CD3/CD28 co-stimulation activates T-cell cytokine and cytolytic effector function and therefore represents an approach to modulate donor T cells before allogeneic bone marrow transplantation (BMT). We hypothesized that co-stimulation of donor T cells under T2 conditions would generate CD4+ T-helper type 2 (Th2) and CD8+ Tc2 cells capable of abrogating marrow graft rejection with reduced graft-versus-host disease (GVHD). Relative to control co-stimulated Th1/Tc1 (T1) cells, co-stimulated T2 cells secreted reduced interleukin (IL)-2 and interferon-gamma and increased IL-4 and IL-10, expressed reduced fas ligand, and had similar total cytolytic capacity.
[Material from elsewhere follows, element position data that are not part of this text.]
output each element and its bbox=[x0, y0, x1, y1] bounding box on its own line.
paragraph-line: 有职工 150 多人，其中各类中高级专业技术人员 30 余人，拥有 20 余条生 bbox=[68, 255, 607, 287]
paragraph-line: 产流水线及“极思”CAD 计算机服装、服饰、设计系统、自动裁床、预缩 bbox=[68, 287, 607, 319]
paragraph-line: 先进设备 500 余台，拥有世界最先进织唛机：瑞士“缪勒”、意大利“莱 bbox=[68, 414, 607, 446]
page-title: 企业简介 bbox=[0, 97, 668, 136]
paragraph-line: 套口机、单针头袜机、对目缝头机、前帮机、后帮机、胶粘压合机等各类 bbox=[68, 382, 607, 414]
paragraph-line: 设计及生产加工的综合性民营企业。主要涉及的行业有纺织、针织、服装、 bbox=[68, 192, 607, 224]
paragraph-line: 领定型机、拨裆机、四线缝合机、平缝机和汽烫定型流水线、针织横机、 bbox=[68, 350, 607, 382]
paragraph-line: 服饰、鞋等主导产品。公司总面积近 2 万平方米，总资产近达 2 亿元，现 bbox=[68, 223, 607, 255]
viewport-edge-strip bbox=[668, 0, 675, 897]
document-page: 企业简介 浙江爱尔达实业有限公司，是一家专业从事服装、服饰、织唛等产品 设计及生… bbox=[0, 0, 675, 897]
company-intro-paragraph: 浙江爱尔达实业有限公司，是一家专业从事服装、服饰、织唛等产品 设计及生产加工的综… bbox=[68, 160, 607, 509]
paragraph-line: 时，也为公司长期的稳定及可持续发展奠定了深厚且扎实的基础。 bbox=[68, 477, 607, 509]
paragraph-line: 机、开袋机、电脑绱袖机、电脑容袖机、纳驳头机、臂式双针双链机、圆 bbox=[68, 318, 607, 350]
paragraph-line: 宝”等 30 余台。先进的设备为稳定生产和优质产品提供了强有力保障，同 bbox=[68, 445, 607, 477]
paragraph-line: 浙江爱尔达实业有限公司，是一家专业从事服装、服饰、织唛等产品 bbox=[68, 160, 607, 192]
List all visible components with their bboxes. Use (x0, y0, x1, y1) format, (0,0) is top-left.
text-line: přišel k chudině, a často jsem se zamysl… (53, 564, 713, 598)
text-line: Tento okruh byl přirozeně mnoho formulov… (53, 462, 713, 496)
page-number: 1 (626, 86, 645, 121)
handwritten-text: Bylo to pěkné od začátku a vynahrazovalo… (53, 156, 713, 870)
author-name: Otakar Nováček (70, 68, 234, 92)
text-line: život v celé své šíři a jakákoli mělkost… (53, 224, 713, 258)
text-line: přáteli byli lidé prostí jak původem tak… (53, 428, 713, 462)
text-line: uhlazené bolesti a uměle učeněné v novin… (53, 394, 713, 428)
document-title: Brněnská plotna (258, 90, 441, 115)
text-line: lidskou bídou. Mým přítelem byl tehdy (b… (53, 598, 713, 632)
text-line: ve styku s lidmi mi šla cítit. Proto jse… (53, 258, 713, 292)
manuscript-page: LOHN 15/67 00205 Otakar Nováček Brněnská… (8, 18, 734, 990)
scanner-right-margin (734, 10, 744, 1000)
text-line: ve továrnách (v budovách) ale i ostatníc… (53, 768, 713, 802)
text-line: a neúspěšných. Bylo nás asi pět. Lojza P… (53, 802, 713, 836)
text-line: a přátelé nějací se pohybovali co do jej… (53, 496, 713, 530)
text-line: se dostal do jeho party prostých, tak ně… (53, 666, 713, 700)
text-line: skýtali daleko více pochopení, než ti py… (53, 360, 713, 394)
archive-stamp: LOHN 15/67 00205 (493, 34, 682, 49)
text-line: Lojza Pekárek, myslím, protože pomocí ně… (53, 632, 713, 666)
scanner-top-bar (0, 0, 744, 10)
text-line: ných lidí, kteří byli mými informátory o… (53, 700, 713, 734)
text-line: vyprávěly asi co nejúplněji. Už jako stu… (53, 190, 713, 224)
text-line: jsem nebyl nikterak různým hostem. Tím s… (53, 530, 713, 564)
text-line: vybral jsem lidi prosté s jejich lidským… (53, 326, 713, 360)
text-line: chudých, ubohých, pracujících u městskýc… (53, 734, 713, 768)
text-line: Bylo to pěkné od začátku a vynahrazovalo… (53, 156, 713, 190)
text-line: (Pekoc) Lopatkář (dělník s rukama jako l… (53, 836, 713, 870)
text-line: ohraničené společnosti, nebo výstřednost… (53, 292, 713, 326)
In an F1-into-parent sublethal irradiation model, T2 cells potently abrogated rejection; this veto effect was partially attenuated if T2 cell infusion was delayed for 24 hours after BMT. Cell-tracking studies determined that T2 cells were quantitatively reduced after BMT when administered to hosts capable of mounting a host-versus-graft rejection response; both donor and host cytotoxic T lymphocytes may therefore have been deleted during Th2/Tc2 cell facilitation of engraftment. Donor T2 cells also abrogated rejection in an F1-into-parent model that used lethal host irradiation and subsequent host T-cell addback. Further experiments in a P1-into-P2 transplantation model demonstrated that donor T2 cells abrogated rejection with reduced GVHD in a transplant setting involving full major histocompatibility complex disparity in both the host-versus-graft and graft-versus-host directions. The capacity of T2 cells to abrogate rejection with reduced GVHD was a function of both the number of T2 cells infused and the number of T cells present after host preparation. Co-stimulation under T2 polarizing conditions therefore rapidly generates donor Th2/Tc2 cells that potently abrogate murine marrow rejection with reduced GVHD.